Tinha voltado das compras na padaria e pronta para fazer um bolo e levar pra dividir com você, mas aí a desgraça se deu: quase deixando o beco que usava de atalho, vi minha casa ser queimada de cima à abaixo e os malditos nazistas levando nossos bens com eles. Mamãe saiu da casa e tentou pegá-los com uma vassoura. Ela tava bem brava e os xingando. Os monstros não tiveram pena: fuzilaram-na a sangue-frio e riram pelo que tinha feito. Quando se mandaram, corri até a mamãe e a puxei pra longe da casa em chamas. Ela ainda respirava e pôde me ver uma última vez antes de morrer.

Chorei como nunca em cima do corpo dela.

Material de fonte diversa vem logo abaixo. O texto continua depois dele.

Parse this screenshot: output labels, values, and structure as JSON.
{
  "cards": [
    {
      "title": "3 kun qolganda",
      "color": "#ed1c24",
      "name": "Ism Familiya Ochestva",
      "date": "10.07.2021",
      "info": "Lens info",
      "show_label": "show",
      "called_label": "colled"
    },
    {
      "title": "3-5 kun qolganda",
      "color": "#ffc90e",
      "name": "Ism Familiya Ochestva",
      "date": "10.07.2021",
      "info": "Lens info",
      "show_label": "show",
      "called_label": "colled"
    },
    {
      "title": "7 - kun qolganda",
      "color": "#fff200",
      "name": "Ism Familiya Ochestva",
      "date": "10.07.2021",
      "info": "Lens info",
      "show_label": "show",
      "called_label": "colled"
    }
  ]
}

Ao ver nossa casa queimada, concluí que o papai, minha irmã e o vovô tinham morrido também. Lembrando da direção para onde o caminhão seguiu, era onde ficava sua casa, Mihoshi, e corri como louca pra tentar lhe avisar, mas era tarde demais. Ao chegar, os soldados levavam vários cativos pra dentro do veículo e entre eles, vi você, seu pai e irmão. Não pude fazer nada pra detê-los, embora quisesse, mas escutei o nome de um lugar: campo Dachau.

Eu sabia que existia um campo de concentração com esse nome e tinha que achar esse lugar. Mal disse isso quando uma patrulha nazista veio na minha direção. Tratei de correr e só escapei graças a um homem que me puxou pra dentro de uma casa. Ao me dar conta, vi ser o senhor Hans, amigo do meu pai e dono de um bar na cidade. Fiquei feliz de estar a salvo e sabia que podia confiar, já que ele e o papai eram amigos de longa data.

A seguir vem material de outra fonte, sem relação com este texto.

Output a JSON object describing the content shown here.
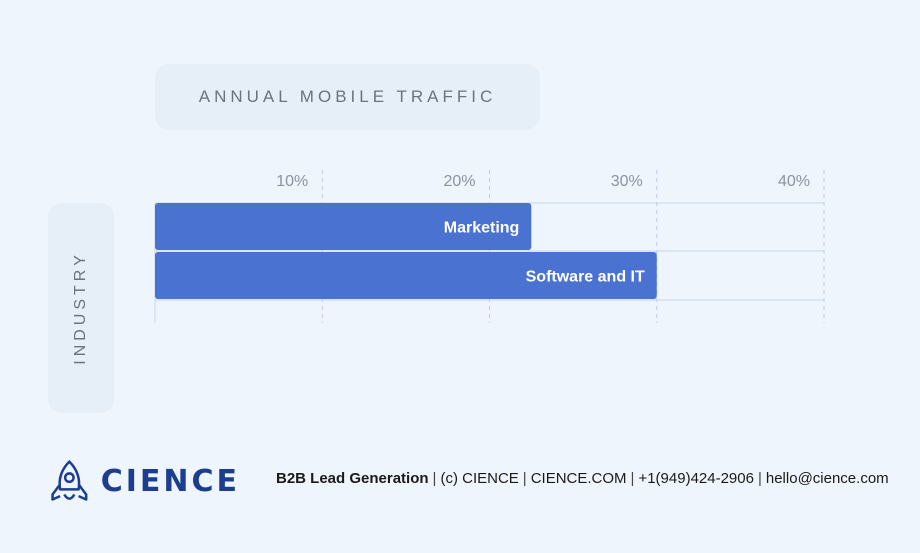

Contei para ele tudo que se deu e lamentou por minha família. O senhor Hans me ofereceu sua casa pra eu morar até algo ser feito. Disse também o que aconteceu com você, mas ele falou pra eu não ter muitas esperanças de te achar, pois o campo Dachau era um dos mais pavorosos e horríveis já construídos. Quem entra lá, só sai como cadáver, mas me recusei a acreditar nisso.

Trabalhando como garçonete no bar do senhor Hans, o lugar ficava lotado daqueles trastes que envergonhavam a Alemanha por esse intuito de 'raça pura', como definia o maldito fuhrer. Os ouvia rir e se vangloriar das atrocidades cometidas como se pra eles fosse um passatempo comum.

Uma noite, ao servir bebidas pra esses lixos da humanidade e com toda vontade de pôr veneno na bebida, uns soldados estavam juntos de um novo comandante designado para um campo de concentração e este era, por coincidência, chamado de Dachau. Soube que ninguém no campo o conhecia ainda por ser um oficial recém-promovido ao cargo e parecendo um toque do destino, as iniciais dele eram iguais ao do meu nome. Neste instante, me bateu uma ideia.

Com o que aprendei de fazer bebidas com o senhor Hans, pude criar minhas próprias receitas de drinques e uma delas era algo que cairia bem naquela hora. Chegando perto do comandante, servi minha 'bebida especial'. Ele apreciou tanto que quis mais. Claro, satisfiz sua vontade. Horas se passaram e os soldados iam se retirando, mas o comandante fez questão de ficar e tão logo o bar se esvaziou, me certificando que ele ficara bem bêbado, me ofereci pra dar-lhe uma noite...bem agradável. Me senti enjoada de estar com aquele homem, mas não havia outro jeito.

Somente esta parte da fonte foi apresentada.